In Summary (full list below), since the last Community call we have:

13 PRs Completed (+5)

13 in To Do (+/- 0)

8 in Draft (+/- 0)

42 in Progress (+1)

11 Awaiting Review (-6)

 

Just a reminder that we would encourage/invite Community members to present to the Community (test runs or progress, new scenarios, etc…), just ‘r’ to let me know, or generate a PR in the repo.

The DASH channel link is here to subscribe / access WG content (and click the bell to receive notifications). 

 Thank you for your time/contributions – tomorrow is our 1st Wednesday 'week off', see you on 10/8/2025

 

Meeting Title:  SONiC-DASH-Workgroup Community Meeting #161

Attendees (13):

DASH Group to join: https://groups.google.com/g/sonic-dash

Linux Foundation list: https://lists.sonicfoundation.dev/g/SONiC-Dash

 

Abdul Rouff - NVidia

Mircea Dan Gheorghe - Keysight

Swami Balasubramanian - Keysight

Bud Grise - XSightLabs

murali Venkateshaiah - Cisco

Veerappan, Senthil - AMD

Farhat Ullah - DreamBigSemi

Oleksandr Ivantsiv - Nvidia

Vivek Reddy Karri - Nvidia

Gagan Punathil Ellath - Nvidia

Prabhat Aravind - MSFT

Kristina Moore - MSFT

Ramesh Raghupathy - Cisco

 

  

 

Full DASH Community Notes 😊

·         DASH Config Diff Review and SONiC Mgmt Test Alignment: discussed the recent DASH config diffs (Issue #686), reviewed comments and differences, and clarified the alignment of SONiC mgmt tests and SWSS implementation across vendors, with Prabhat confirming the current test as the source of truth and planning further consolidation with Lawrence and Michael's teams.

·        Config Diff Review: review of the DASH config diffs, referencing Issue #686 and highlighting 5 key differences. Prabhat provided detailed comments on each diff, clarifying which differences were relevant to the PL MVP 2.0 scenario and which were not, and pointed to sample configurations for further reference.

·        SONiC Mgmt Test Alignment: NVidia asked if the SONiC mgmt test was aligned with expected configuration and behavior. Prabhat confirmed alignment based on Lawrence's input. It was agreed that passing the SONiC mgmt test meant no further immediate action was required, but any changes in SONiC mgmt would need to be reflected in SWSS as well.
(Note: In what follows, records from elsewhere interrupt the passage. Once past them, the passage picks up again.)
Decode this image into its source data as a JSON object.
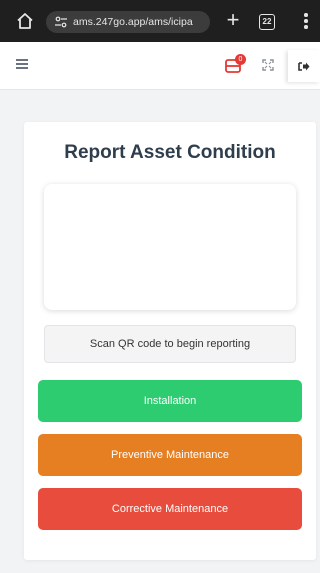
{
  "browser": {
    "url": "ams.247go.app/ams/icipa",
    "tab_count": "22"
  },
  "header": {
    "notification_count": "0"
  },
  "card": {
    "title": "Report Asset Condition",
    "scan_status": "Scan QR code to begin reporting"
  },
  "actions": [
    {
      "label": "Installation",
      "color": "#2ecc71"
    },
    {
      "label": "Preventive Maintenance",
      "color": "#e67e22"
    },
    {
      "label": "Corrective Maintenance",
      "color": "#e74c3c"
    }
  ],
  "icons": {
    "home": "home-icon",
    "site_settings": "tune-icon",
    "new_tab": "plus-icon",
    "tabs": "tab-switcher-icon",
    "menu": "more-vertical-icon",
    "hamburger": "hamburger-icon",
    "notifications": "inbox-icon",
    "fullscreen": "expand-icon",
    "logout": "sign-out-icon"
  }
}
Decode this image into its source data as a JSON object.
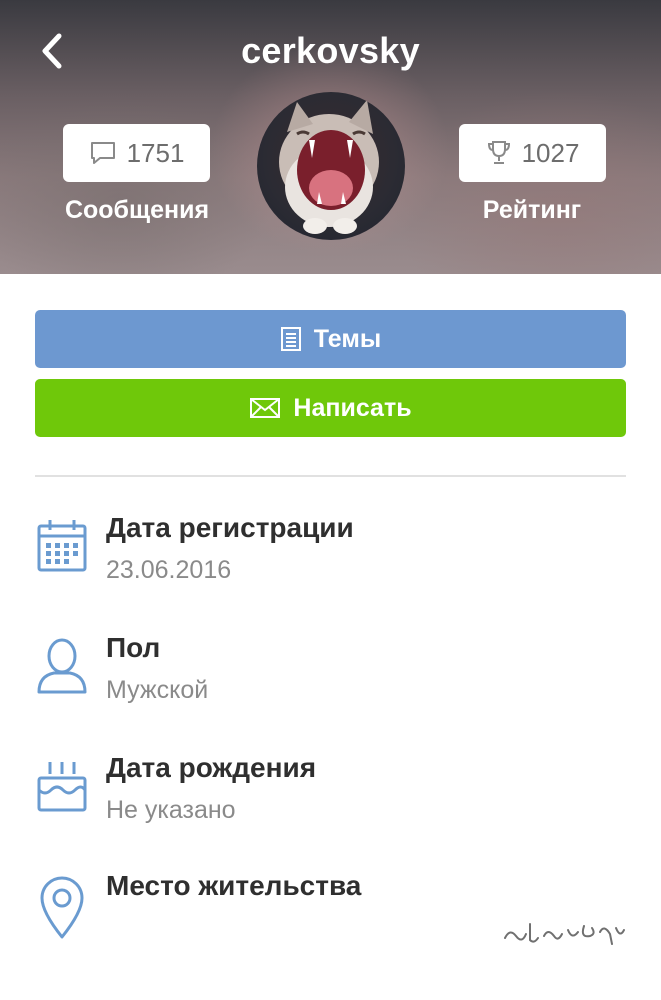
{
  "header": {
    "username": "cerkovsky",
    "messages": {
      "count": "1751",
      "label": "Сообщения",
      "icon": "speech-bubble-icon"
    },
    "rating": {
      "count": "1027",
      "label": "Рейтинг",
      "icon": "trophy-icon"
    },
    "avatar_desc": "screaming-cat"
  },
  "actions": {
    "topics_label": "Темы",
    "write_label": "Написать"
  },
  "info": [
    {
      "label": "Дата регистрации",
      "value": "23.06.2016",
      "icon": "calendar-icon"
    },
    {
      "label": "Пол",
      "value": "Мужской",
      "icon": "user-icon"
    },
    {
      "label": "Дата рождения",
      "value": "Не указано",
      "icon": "birthday-cake-icon"
    },
    {
      "label": "Место жительства",
      "value": "",
      "icon": "location-pin-icon"
    }
  ],
  "colors": {
    "topics_button": "#6d98d0",
    "write_button": "#6fc80a",
    "icon_blue": "#6a9bd0"
  }
}
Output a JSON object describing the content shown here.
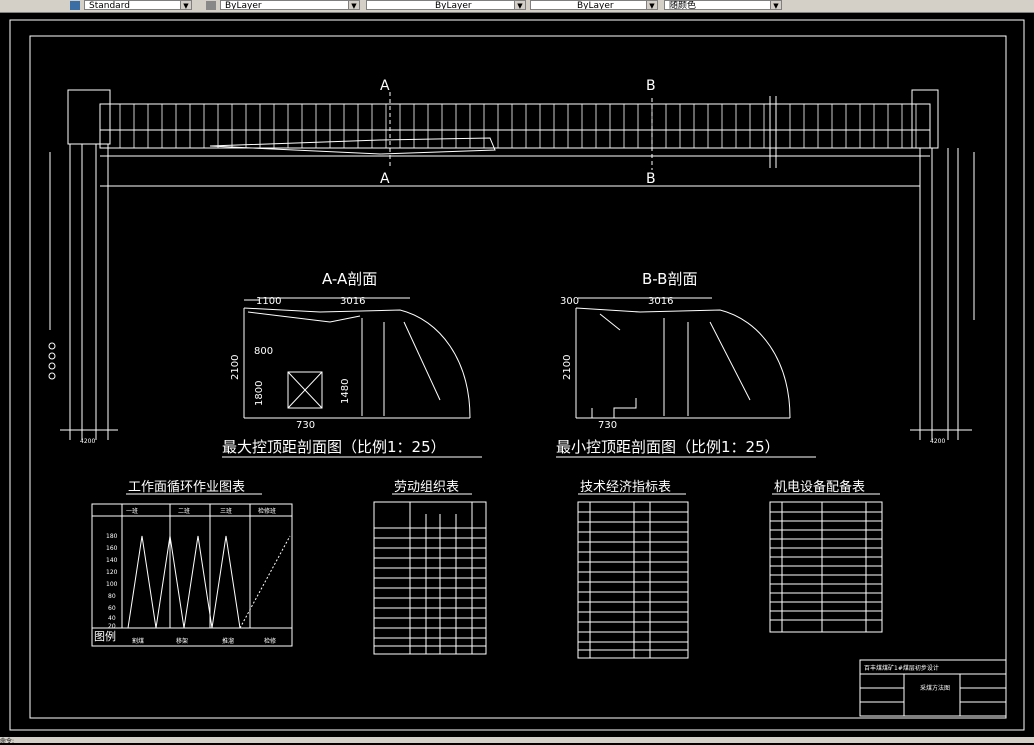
{
  "toolbar": {
    "textstyle": "Standard",
    "layer": "ByLayer",
    "linetype": "ByLayer",
    "lineweight": "ByLayer",
    "color": "随颜色"
  },
  "drawing": {
    "marker_a": "A",
    "marker_b": "B",
    "section_aa_title": "A-A剖面",
    "section_bb_title": "B-B剖面",
    "max_caption": "最大控顶距剖面图（比例1：25）",
    "min_caption": "最小控顶距剖面图（比例1：25）",
    "dims": {
      "aa_left": "1100",
      "aa_width": "3016",
      "aa_height": "2100",
      "aa_800": "800",
      "aa_1800": "1800",
      "aa_1480": "1480",
      "aa_730": "730",
      "bb_left": "300",
      "bb_width": "3016",
      "bb_height": "2100",
      "bb_730": "730",
      "left_4200": "4200",
      "right_4200": "4200"
    },
    "table_cycle_title": "工作面循环作业图表",
    "table_cycle_legend": "图例",
    "table_cycle_shifts": [
      "一班",
      "二班",
      "三班",
      "检修班"
    ],
    "table_cycle_axis": [
      "180",
      "160",
      "140",
      "120",
      "100",
      "80",
      "60",
      "40",
      "20"
    ],
    "table_cycle_ops": [
      "割煤",
      "移架",
      "推溜",
      "检修"
    ],
    "table_labor_title": "劳动组织表",
    "table_tech_title": "技术经济指标表",
    "table_equip_title": "机电设备配备表",
    "titleblock_line1": "百丰煤煤矿1#煤层初步设计",
    "titleblock_line2": "采煤方法图"
  },
  "status": {
    "command": "命令:"
  },
  "colors": {
    "bg": "#000000",
    "line": "#ffffff",
    "ui": "#d4d0c8"
  }
}
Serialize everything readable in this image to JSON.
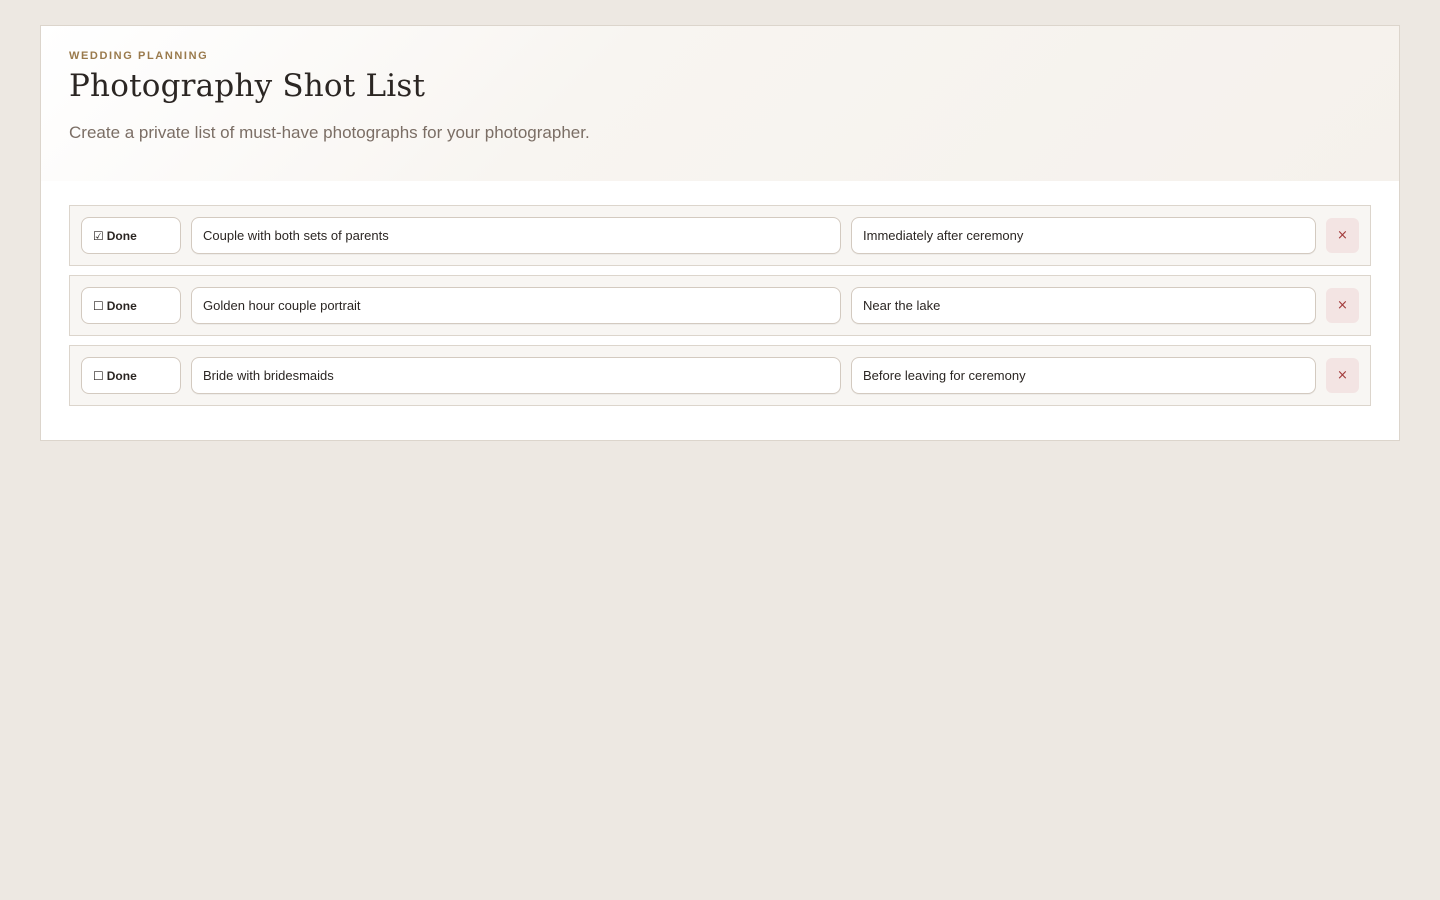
{
  "header": {
    "eyebrow": "WEDDING PLANNING",
    "title": "Photography Shot List",
    "subtitle": "Create a private list of must-have photographs for your photographer."
  },
  "shots": [
    {
      "done": true,
      "checkbox_glyph": "☑",
      "done_label": "Done",
      "shot": "Couple with both sets of parents",
      "note": "Immediately after ceremony",
      "remove_glyph": "×"
    },
    {
      "done": false,
      "checkbox_glyph": "☐",
      "done_label": "Done",
      "shot": "Golden hour couple portrait",
      "note": "Near the lake",
      "remove_glyph": "×"
    },
    {
      "done": false,
      "checkbox_glyph": "☐",
      "done_label": "Done",
      "shot": "Bride with bridesmaids",
      "note": "Before leaving for ceremony",
      "remove_glyph": "×"
    }
  ],
  "colors": {
    "page_background": "#ede8e2",
    "accent": "#9a7a4c",
    "remove_background": "#f3e4e3",
    "remove_text": "#a13a3a"
  }
}
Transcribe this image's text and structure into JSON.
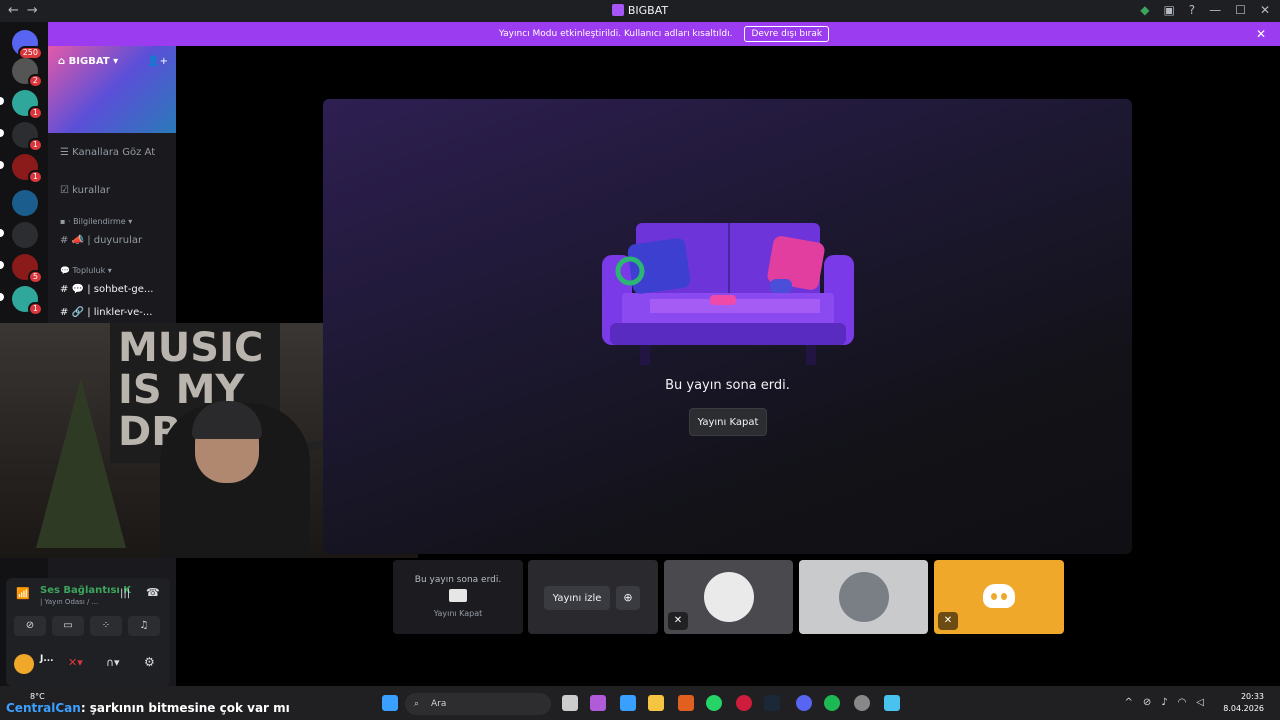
{
  "window": {
    "title": "BIGBAT",
    "back_icon": "←",
    "forward_icon": "→"
  },
  "banner": {
    "text": "Yayıncı Modu etkinleştirildi. Kullanıcı adları kısaltıldı.",
    "button": "Devre dışı bırak"
  },
  "guilds": {
    "badges": [
      "250",
      "2",
      "1",
      "1",
      "1",
      "5",
      "1"
    ]
  },
  "server": {
    "name": "BIGBAT",
    "browse_channels": "Kanallara Göz At",
    "rules_channel": "kurallar",
    "category_info": "Bilgilendirme",
    "announcements_channel": "| duyurular",
    "category_community": "Topluluk",
    "chat_channel": "| sohbet-ge...",
    "links_channel": "| linkler-ve-..."
  },
  "webcam": {
    "poster_text": "MUSIC\nIS MY\nDRUG"
  },
  "stage": {
    "ended_message": "Bu yayın sona erdi.",
    "close_button": "Yayını Kapat"
  },
  "tiles": {
    "ended_message": "Bu yayın sona erdi.",
    "close_label": "Yayını Kapat",
    "watch_button": "Yayını izle"
  },
  "voice": {
    "status": "Ses Bağlantısı K",
    "channel": "| Yayın Odası / ...",
    "username": "J..."
  },
  "taskbar": {
    "temperature": "8°C",
    "overlay_name": "CentralCan",
    "overlay_message": ": şarkının bitmesine çok var mı",
    "search_placeholder": "Ara",
    "time": "20:33",
    "date": "8.04.2026"
  },
  "colors": {
    "banner": "#9b3cf0",
    "accent_green": "#3ba55c",
    "discord_tile": "#f0a82a"
  }
}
·        Cross-Vendor Consistency: discussed the need for a common config template across AMD and NVIDIA devices, with Prabhat noting that Michael Aronovic had additional comments to Lawrence's changes. Prabhat planned to sync with Lawrence to consolidate and upload the latest patch.

·        Test Execution and Image Versioning: discussed the dynamic nature of image versions (2025_05, 2025_06), with Prabhat emphasizing the need to use the latest images due to ongoing bug fixes.

·        Mappings: Mircea noted that certain mappings were required on some platforms but not others, leading to a technical discussion with Senthil about ENI mapping requirements.

·        Action Items and Next Steps: It was agreed that Mircea, Senthil, Michael, and Murali would further validate the mapping differences offline, ensuring that the common SONiC mgmt test is used as the baseline for validation. Prabhat provided links to relevant configs and suggested setting up a separate meeting if further questions arose.

 

·        DHCP Client Identifier Upgrade Issue and Factory Image Compatibility: addressed a critical bug where changing the DHCP client identifier from DUID to MAC address caused IP assignment failures on DPU upgrades from 2025_05 to 2025_06, especially impacting NVidia factory-shipped devices.  Sent to Mukesh for urgent inspection.

·        Bug Description and Impact: Prabhat described the Issue where the DHCP unique identifier for the E0 midplane IP was changed from DUID to the midplane interface MAC address by AMD, causing IP assignment failures for NVIDIA DPUs during upgrades. This was identified as a blocker for the 2025_06 release, with factory-shipped devices unable to receive IPs after upgrade.

·        Workarounds and Limitations: Senthil suggested a workaround involving reducing the DHCP lease time before migration, but Oleksandr and Prabhat noted this was not a long-term fix and would not address devices already shipped with the old image. The group discussed the infeasibility of updating factory images already in production.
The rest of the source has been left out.